Since such a rule offers opportunity for delay between arrest and the filing of an accusatory instrument, an undue delay is prima facie a suspect circumstance suggesting that the delay may have been for the purpose of depriving the accused of counsel at a viewing. In that event, the prosecution would have the burden to explain and offer proof on the pretrial identification hearing, if one is had, why the opportunity to so have counsel at the viewing was not afforded.
Beyond the right to counsel it is still good law that any improperly suggestive viewing at any time may constitute a violation of due process of law (see Stovall v. Denno, 388 U.S. 293, 301-302, supra; People v. Ballott, 20 N.Y.2d 600, 606; cf. People v. Brown, 20 N.Y.2d 238, 243).
The viewings in the instant case, notably by police officers, took place approximately two hours after defendant's arrest but prior to his arraignment. Thus, the police officers' detention-cell identifications did not violate defendant's right to counsel under the State Constitution, and were properly admissible on the People's direct case.

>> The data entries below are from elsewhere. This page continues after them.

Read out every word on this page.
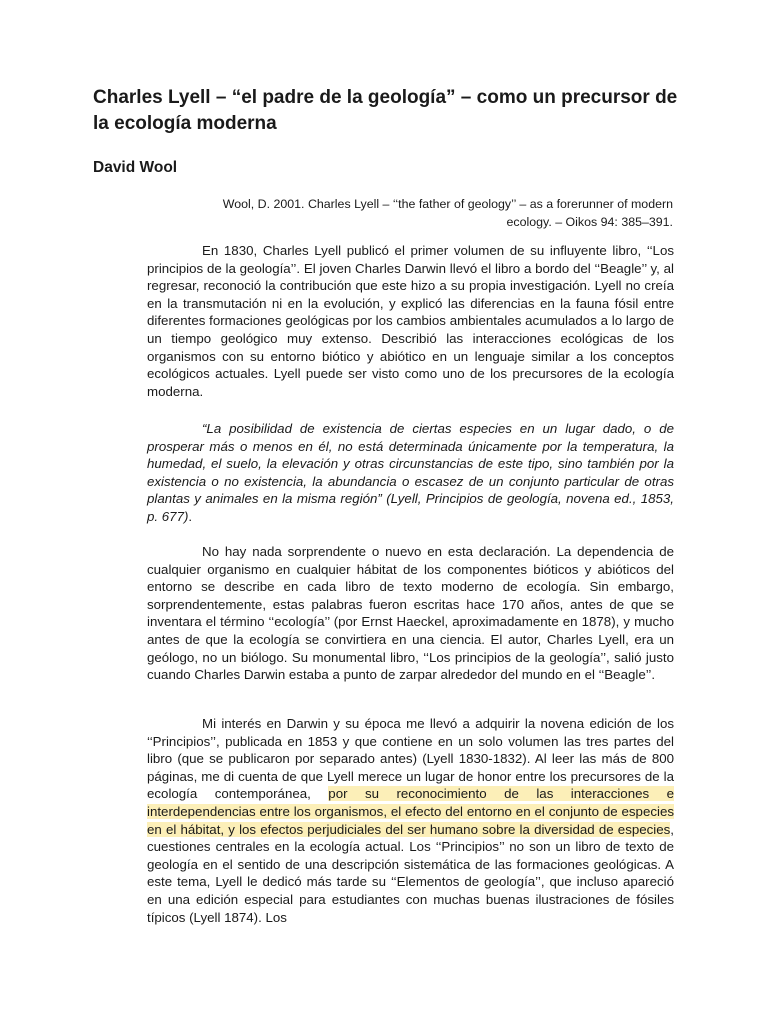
Charles Lyell – “el padre de la geología” – como un precursor de la ecología moderna

David Wool

Wool, D. 2001. Charles Lyell – ‘‘the father of geology’’ – as a forerunner of modern ecology. – Oikos 94: 385–391.

En 1830, Charles Lyell publicó el primer volumen de su influyente libro, ‘‘Los principios de la geología’’. El joven Charles Darwin llevó el libro a bordo del ‘‘Beagle’’ y, al regresar, reconoció la contribución que este hizo a su propia investigación. Lyell no creía en la transmutación ni en la evolución, y explicó las diferencias en la fauna fósil entre diferentes formaciones geológicas por los cambios ambientales acumulados a lo largo de un tiempo geológico muy extenso. Describió las interacciones ecológicas de los organismos con su entorno biótico y abiótico en un lenguaje similar a los conceptos ecológicos actuales. Lyell puede ser visto como uno de los precursores de la ecología moderna.

“La posibilidad de existencia de ciertas especies en un lugar dado, o de prosperar más o menos en él, no está determinada únicamente por la temperatura, la humedad, el suelo, la elevación y otras circunstancias de este tipo, sino también por la existencia o no existencia, la abundancia o escasez de un conjunto particular de otras plantas y animales en la misma región” (Lyell, Principios de geología, novena ed., 1853, p. 677).

No hay nada sorprendente o nuevo en esta declaración. La dependencia de cualquier organismo en cualquier hábitat de los componentes bióticos y abióticos del entorno se describe en cada libro de texto moderno de ecología. Sin embargo, sorprendentemente, estas palabras fueron escritas hace 170 años, antes de que se inventara el término ‘‘ecología’’ (por Ernst Haeckel, aproximadamente en 1878), y mucho antes de que la ecología se convirtiera en una ciencia. El autor, Charles Lyell, era un geólogo, no un biólogo. Su monumental libro, ‘‘Los principios de la geología’’, salió justo cuando Charles Darwin estaba a punto de zarpar alrededor del mundo en el ‘‘Beagle’’.

Mi interés en Darwin y su época me llevó a adquirir la novena edición de los ‘‘Principios’’, publicada en 1853 y que contiene en un solo volumen las tres partes del libro (que se publicaron por separado antes) (Lyell 1830-1832). Al leer las más de 800 páginas, me di cuenta de que Lyell merece un lugar de honor entre los precursores de la ecología contemporánea, por su reconocimiento de las interacciones e interdependencias entre los organismos, el efecto del entorno en el conjunto de especies en el hábitat, y los efectos perjudiciales del ser humano sobre la diversidad de especies, cuestiones centrales en la ecología actual. Los ‘‘Principios’’ no son un libro de texto de geología en el sentido de una descripción sistemática de las formaciones geológicas. A este tema, Lyell le dedicó más tarde su ‘‘Elementos de geología’’, que incluso apareció en una edición especial para estudiantes con muchas buenas ilustraciones de fósiles típicos (Lyell 1874). Los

The viewings, although not in strict accordance with the then applicable police department regulations, were not so suggestive or unfair as to violate due process.
In summary, the presence of counsel at identification viewings is mandated after the filing of an accusatory instrument on pain of exclusion of the identification, except in narrowly-exigent circumstances. After arrest but before the filing of an accusatory instrument the presence of counsel is not mandated, but is desirable. Where the accused has counsel known to the law enforcement authorities or there is insufficiently explained delay which prevents him from obtaining counsel as he would on arraignment, and he has not waived the right to counsel, the circumstances may establish his right to counsel at the viewing, the breach of which should result in exclusion.
The rules will not impair the efficiency of law enforcement, especially in the light of the pragmatic exceptions noted above. Indeed, the benefits to the prosecution of sound aseptic practice in the conduct of viewings of suspects are marked. Even with the limited role played by counsel at identification viewings, when presence of counsel is required, remediable objections or practical suggestions may remove the later trial time-consuming and doubt-raising concerns about the integrity of the identifications.
Accordingly, the order of the Appellate Division should be affirmed.
Judges JASEN, GABRIELLI, JONES, WACHTLER, RABIN and STEVENS concur.